Mother "loves" me, I think; she doesn't say so, but she pets me and calls me a pretty boy quite a few times a day, especially when Father isn't looking. But why the devil would she put me in this world if she didn't have money so I couldn't enjoy myself in it?

I walk along the disorganized and filthy streets of London to head to the Tower, which is less than a mile away from my house. Supposed God above, I love that place. The torture devices are just astounding. Like last year, I saw one that was sort of like a bar of metal and you put it in a person's mouth. When you twist the top, the bottom opens up and it dislocate the jaw. There is supposedly a ton of pain, and the person goes into cardiac arrest and they die. Other instruments were the iron gauntlets (which hung prisonders from the ceiling and their joints could literally be torn from their sockets) and the "Scavengers Daughter" (a bunch of iron hoops would be tightened around a person's body until they bled).

The warden who provided me with gruesome stories of how the instruments were used on people is sady not there. Luckily, I see the usual group of beggar boys by the tower and they lower their hands and smile when they recognize me.

"'Ello, Sweeney," they tease in their dreadful Cockney accent. "'Ow are ya on this fine day?"

"Just dandy, sirs, have you gotten anything?"

"Just taters n' stuffin'," they reply. I sigh inwardly, knowing that by saying "potatoes and stuffing" they truly mean "nothing". I used to feel some sort of obligation to help them, but once I gave them a penny I found off the street, and Father beat me black and blue for not giving it to him.

"Any executions today?" I ask, changing the subject.

"Not yet," one boy answers. "I 'ope they 'ang 'im."

"Why?" I scoff. "There is nothing truly impressive about a hanging. They just fall from the platform and die."

"Aye, but that's when it's done good," replies another boy. "When it's done bad, that's when it's fun to watch."

"What happens when the hanging is wrong?"

"They twitch and can't breathe. Sometimes they twitch fo' ten minutes."

Death by suffocation sounds dreadful to me. "Oh. I suppose that's different, then."

"Aye, but nuffin has 'appened today." The beggars sigh sadly. It is the only time they can see someone suffer more than themselves. "'Ow's your papa doing?"

I grimace. I want to say, horrible, thanks for asking. Ever since no one can afford his master's silk, he has been drinking more and beating me more. Since Mother winds silk for a living, she too has not been making much money, and Father does not appreciate that much.

Times are hard, I want to say. But my times are not as hard as theirs, for, at least I have a somewhat stable roof above my head. So, I do what I do best: I lie.

"He's fine. His back is hurting again, but other than that, he is fine."

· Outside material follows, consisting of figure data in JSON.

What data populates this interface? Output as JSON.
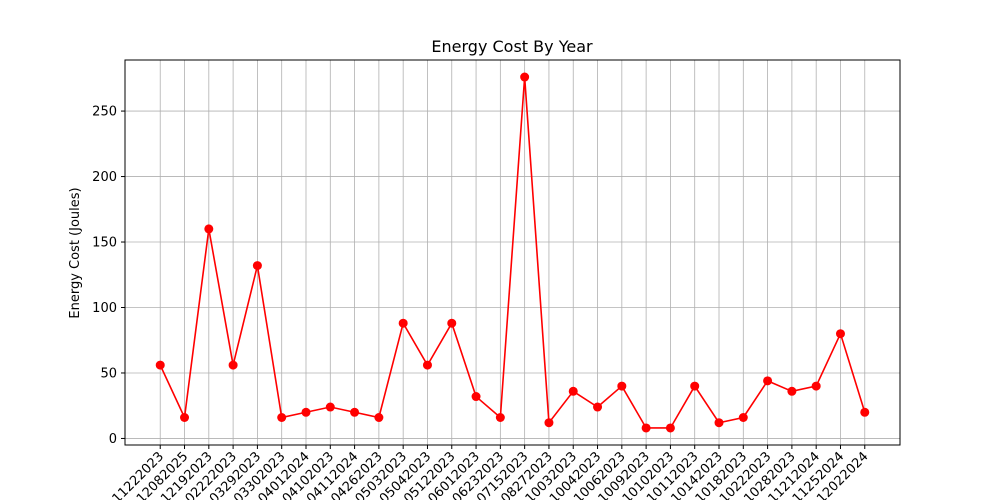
{
  "chart_data": {
    "type": "line",
    "title": "Energy Cost By Year",
    "xlabel": "",
    "ylabel": "Energy Cost (Joules)",
    "ylim": [
      -5,
      289
    ],
    "y_ticks": [
      0,
      50,
      100,
      150,
      200,
      250
    ],
    "grid": true,
    "line_color": "#ff0000",
    "marker": "circle",
    "categories": [
      "11222023",
      "12082025",
      "12192023",
      "02222023",
      "03292023",
      "03302023",
      "04012024",
      "04102023",
      "04112024",
      "04262023",
      "05032023",
      "05042023",
      "05122023",
      "06012023",
      "06232023",
      "07152023",
      "08272023",
      "10032023",
      "10042023",
      "10062023",
      "10092023",
      "10102023",
      "10112023",
      "10142023",
      "10182023",
      "10222023",
      "10282023",
      "11212024",
      "11252024",
      "12022024"
    ],
    "series": [
      {
        "values": [
          56,
          16,
          160,
          56,
          132,
          16,
          20,
          24,
          20,
          16,
          88,
          56,
          88,
          32,
          16,
          276,
          12,
          36,
          24,
          40,
          8,
          8,
          40,
          12,
          16,
          44,
          36,
          40,
          80,
          20
        ]
      }
    ]
  }
}
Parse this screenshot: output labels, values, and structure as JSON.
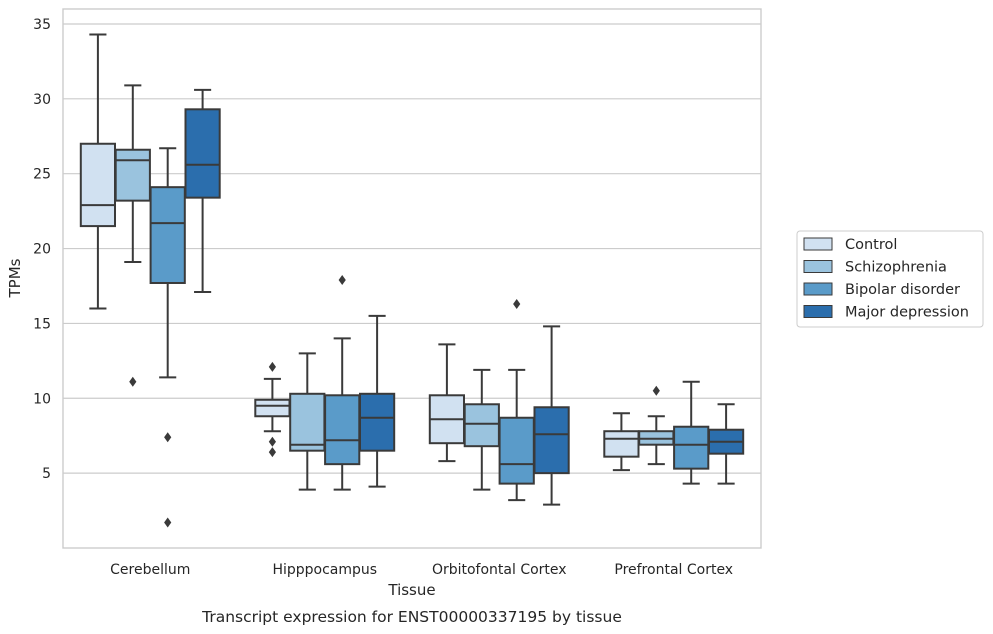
{
  "chart_data": {
    "type": "box",
    "caption": "Transcript expression for ENST00000337195 by tissue",
    "xlabel": "Tissue",
    "ylabel": "TPMs",
    "ylim": [
      0,
      36
    ],
    "yticks": [
      5,
      10,
      15,
      20,
      25,
      30,
      35
    ],
    "grid": "horizontal",
    "legend_position": "right",
    "categories": [
      "Cerebellum",
      "Hipppocampus",
      "Orbitofontal Cortex",
      "Prefrontal Cortex"
    ],
    "series": [
      {
        "name": "Control",
        "color": "#d1e1f1",
        "boxes": [
          {
            "min": 16.0,
            "q1": 21.5,
            "median": 22.9,
            "q3": 27.0,
            "max": 34.3,
            "outliers": []
          },
          {
            "min": 7.8,
            "q1": 8.8,
            "median": 9.5,
            "q3": 9.9,
            "max": 11.3,
            "outliers": [
              12.1,
              7.1,
              6.4
            ]
          },
          {
            "min": 5.8,
            "q1": 7.0,
            "median": 8.6,
            "q3": 10.2,
            "max": 13.6,
            "outliers": []
          },
          {
            "min": 5.2,
            "q1": 6.1,
            "median": 7.3,
            "q3": 7.8,
            "max": 9.0,
            "outliers": []
          }
        ]
      },
      {
        "name": "Schizophrenia",
        "color": "#9ac3de",
        "boxes": [
          {
            "min": 19.1,
            "q1": 23.2,
            "median": 25.9,
            "q3": 26.6,
            "max": 30.9,
            "outliers": [
              11.1
            ]
          },
          {
            "min": 3.9,
            "q1": 6.5,
            "median": 6.9,
            "q3": 10.3,
            "max": 13.0,
            "outliers": []
          },
          {
            "min": 3.9,
            "q1": 6.8,
            "median": 8.3,
            "q3": 9.6,
            "max": 11.9,
            "outliers": []
          },
          {
            "min": 5.6,
            "q1": 6.9,
            "median": 7.3,
            "q3": 7.8,
            "max": 8.8,
            "outliers": [
              10.5
            ]
          }
        ]
      },
      {
        "name": "Bipolar disorder",
        "color": "#5a9bc9",
        "boxes": [
          {
            "min": 11.4,
            "q1": 17.7,
            "median": 21.7,
            "q3": 24.1,
            "max": 26.7,
            "outliers": [
              7.4,
              1.7
            ]
          },
          {
            "min": 3.9,
            "q1": 5.6,
            "median": 7.2,
            "q3": 10.2,
            "max": 14.0,
            "outliers": [
              17.9
            ]
          },
          {
            "min": 3.2,
            "q1": 4.3,
            "median": 5.6,
            "q3": 8.7,
            "max": 11.9,
            "outliers": [
              16.3
            ]
          },
          {
            "min": 4.3,
            "q1": 5.3,
            "median": 6.9,
            "q3": 8.1,
            "max": 11.1,
            "outliers": []
          }
        ]
      },
      {
        "name": "Major depression",
        "color": "#2b6ead",
        "boxes": [
          {
            "min": 17.1,
            "q1": 23.4,
            "median": 25.6,
            "q3": 29.3,
            "max": 30.6,
            "outliers": []
          },
          {
            "min": 4.1,
            "q1": 6.5,
            "median": 8.7,
            "q3": 10.3,
            "max": 15.5,
            "outliers": []
          },
          {
            "min": 2.9,
            "q1": 5.0,
            "median": 7.6,
            "q3": 9.4,
            "max": 14.8,
            "outliers": []
          },
          {
            "min": 4.3,
            "q1": 6.3,
            "median": 7.1,
            "q3": 7.9,
            "max": 9.6,
            "outliers": []
          }
        ]
      }
    ]
  }
}
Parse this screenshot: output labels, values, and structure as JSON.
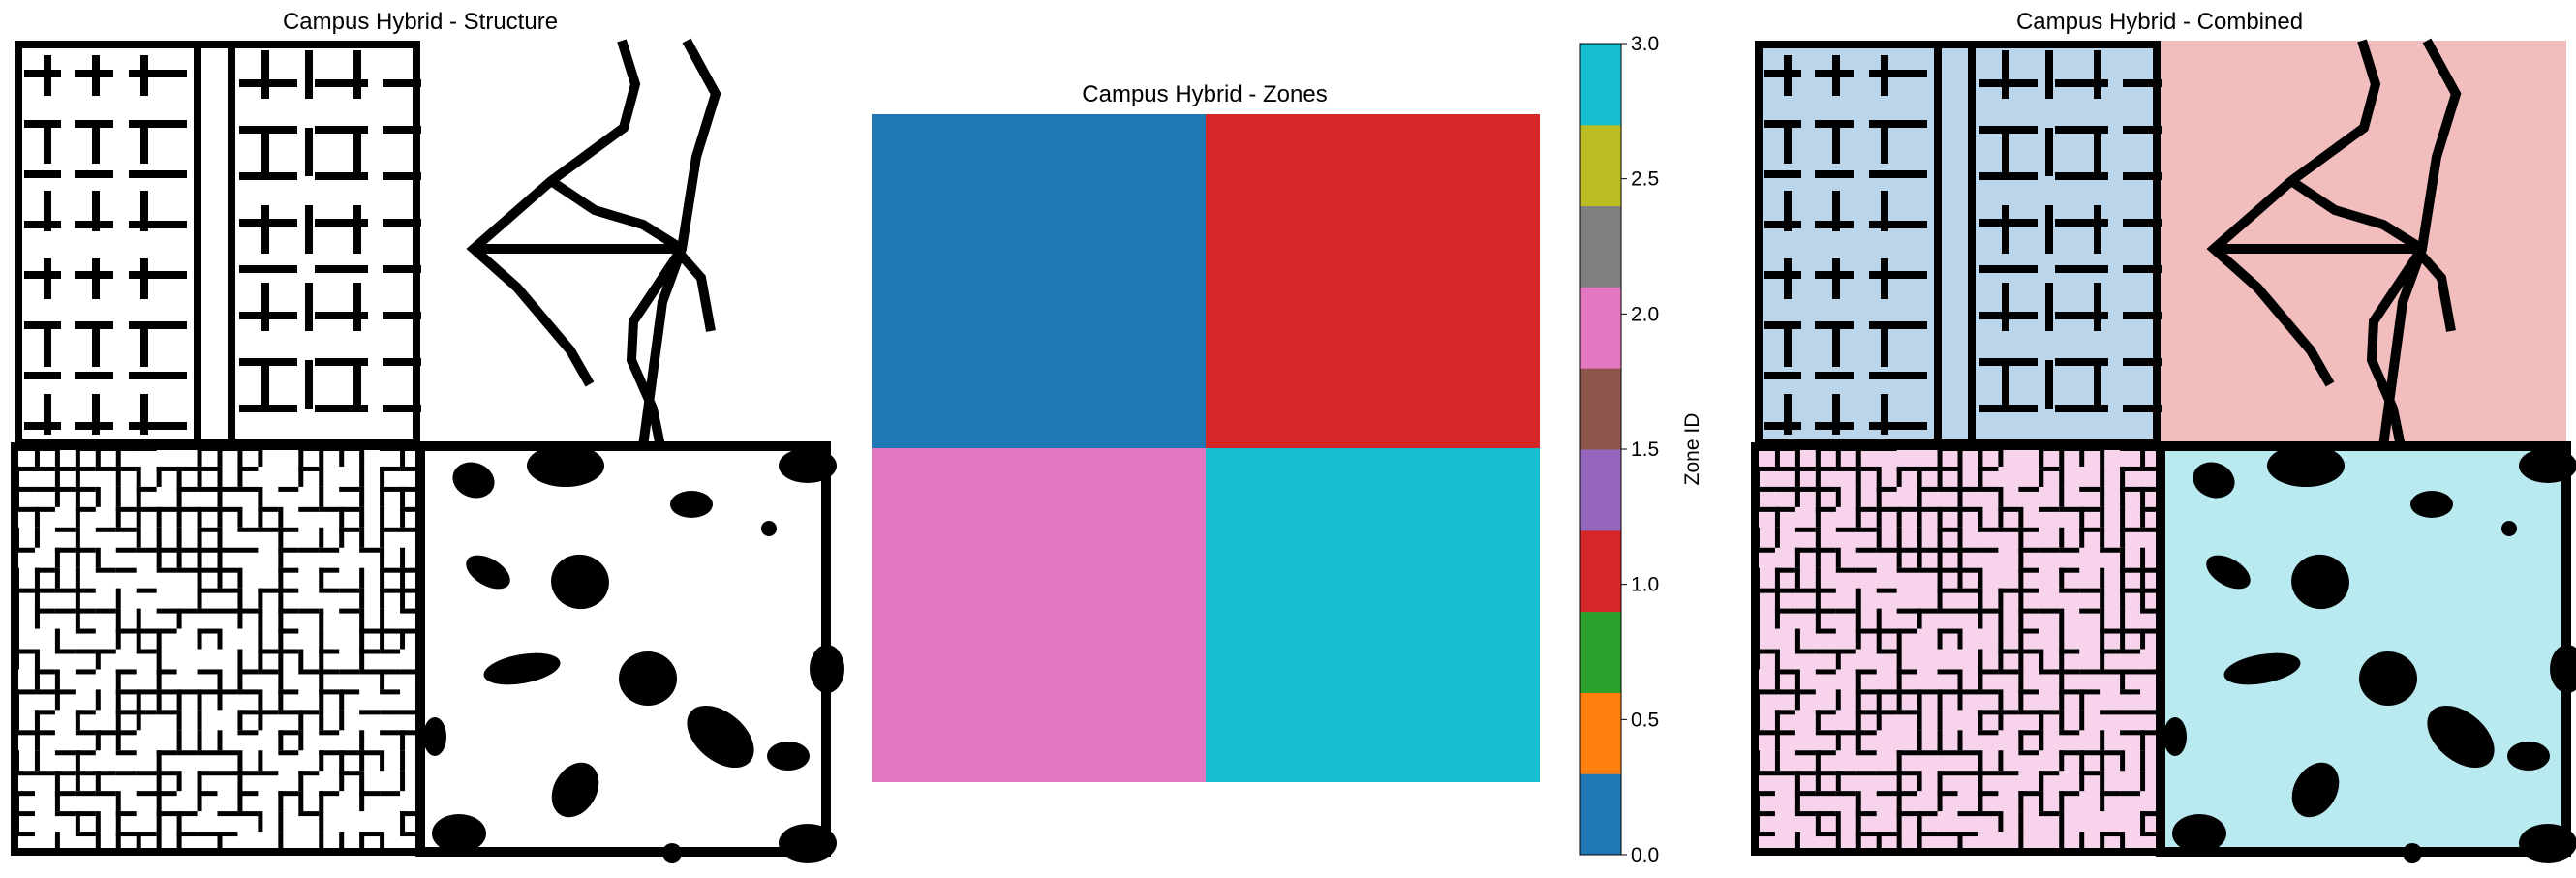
{
  "chart_data": [
    {
      "type": "heatmap",
      "title": "Campus Hybrid - Structure",
      "grid": "2x2 occupancy grid (black = obstacle, white = free)",
      "quadrants": [
        {
          "position": "top-left",
          "pattern": "rooms"
        },
        {
          "position": "top-right",
          "pattern": "roads"
        },
        {
          "position": "bottom-left",
          "pattern": "maze"
        },
        {
          "position": "bottom-right",
          "pattern": "blobs"
        }
      ]
    },
    {
      "type": "heatmap",
      "title": "Campus Hybrid - Zones",
      "zones": [
        [
          0,
          1
        ],
        [
          2,
          3
        ]
      ],
      "colorbar": {
        "label": "Zone ID",
        "range": [
          0.0,
          3.0
        ],
        "ticks": [
          "0.0",
          "0.5",
          "1.0",
          "1.5",
          "2.0",
          "2.5",
          "3.0"
        ],
        "colors": [
          "#1f77b4",
          "#ff7f0e",
          "#2ca02c",
          "#d62728",
          "#9467bd",
          "#8c564b",
          "#e377c2",
          "#7f7f7f",
          "#bcbd22",
          "#17becf"
        ]
      },
      "zone_colors": {
        "0": "#1f77b4",
        "1": "#d62728",
        "2": "#e377c2",
        "3": "#17becf"
      }
    },
    {
      "type": "heatmap",
      "title": "Campus Hybrid - Combined",
      "tints": {
        "0": "#bbd6eb",
        "1": "#f2bdbd",
        "2": "#f7d4ec",
        "3": "#b9eaf0"
      }
    }
  ]
}
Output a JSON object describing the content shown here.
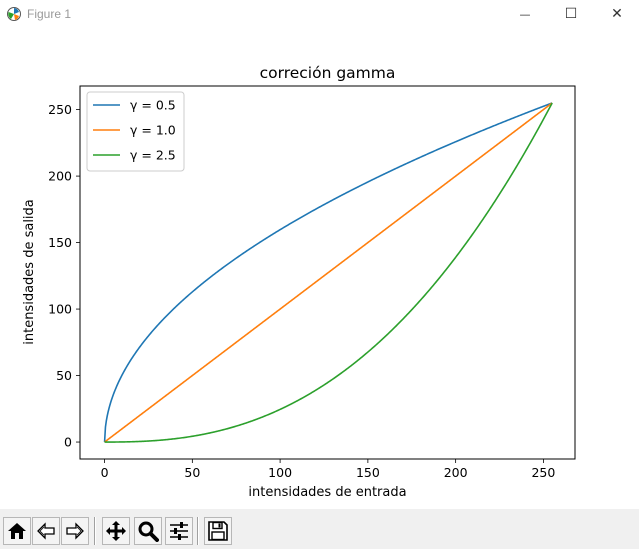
{
  "window": {
    "title": "Figure 1",
    "minimize_label": "—",
    "maximize_label": "☐",
    "close_label": "✕"
  },
  "toolbar": {
    "buttons": [
      {
        "name": "home-button",
        "icon": "home-icon"
      },
      {
        "name": "back-button",
        "icon": "back-arrow-icon"
      },
      {
        "name": "forward-button",
        "icon": "forward-arrow-icon"
      },
      {
        "name": "pan-button",
        "icon": "move-icon"
      },
      {
        "name": "zoom-button",
        "icon": "magnifier-icon"
      },
      {
        "name": "configure-subplots-button",
        "icon": "sliders-icon"
      },
      {
        "name": "save-button",
        "icon": "floppy-icon"
      }
    ]
  },
  "chart_data": {
    "type": "line",
    "title": "correción gamma",
    "xlabel": "intensidades de entrada",
    "ylabel": "intensidades de salida",
    "xlim": [
      -14,
      268
    ],
    "ylim": [
      -12.75,
      267.75
    ],
    "xticks": [
      0,
      50,
      100,
      150,
      200,
      250
    ],
    "yticks": [
      0,
      50,
      100,
      150,
      200,
      250
    ],
    "grid": false,
    "legend_position": "top-left",
    "x_range": [
      0,
      255
    ],
    "series": [
      {
        "name": "γ = 0.5",
        "gamma": 0.5,
        "color": "#1f77b4"
      },
      {
        "name": "γ = 1.0",
        "gamma": 1.0,
        "color": "#ff7f0e"
      },
      {
        "name": "γ = 2.5",
        "gamma": 2.5,
        "color": "#2ca02c"
      }
    ]
  }
}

"Good. Now move it, Sweeney, I spot a rich chap!" snaps an older boy, maybe fifteen or sixteen. He feigns a limp and he takes off his ragged cap for an aristocrat passing by. "Please, sir, spare a penny?"

"No," says the aristocrat stiffly. "I would rather be shaved by a bear rather than give money to you. Now, get out of my sight!"

The beggars run off, leaving me very much alone, and I wander over to the zoo by the Tower. The lions once amazed me a few years ago, but now they bore me with their pathetic roars and their long manes. They are just trapped, and I am out here. They are meant to be watched. That is truly sad.

A woman passes by me with a strange burn on her shoulder. Closer inspection tells me that the skin is ruined, and I think I recognize her from the Spitalfields' riot last year.

People from Father's workplace were angry about calico. It was something about calico, I remember that. Father was always roaring and fuming over the cheapness of calico. Maybe it made his wage less. I don't know. Anyway, the weavers basically attacked all the women and girls that wore calico. They throw acid on their clothes and actually ripped the gowns from their backs. Police came and shot five of the weavers.

I was across the street at the time. Never in my life had I been so pointlessly terrified for another human being. But at that moment, as I watched my father throw acid on a girl's skirt, I realized that there had to be a better way. There had to be an easier and better way to make money and to survive.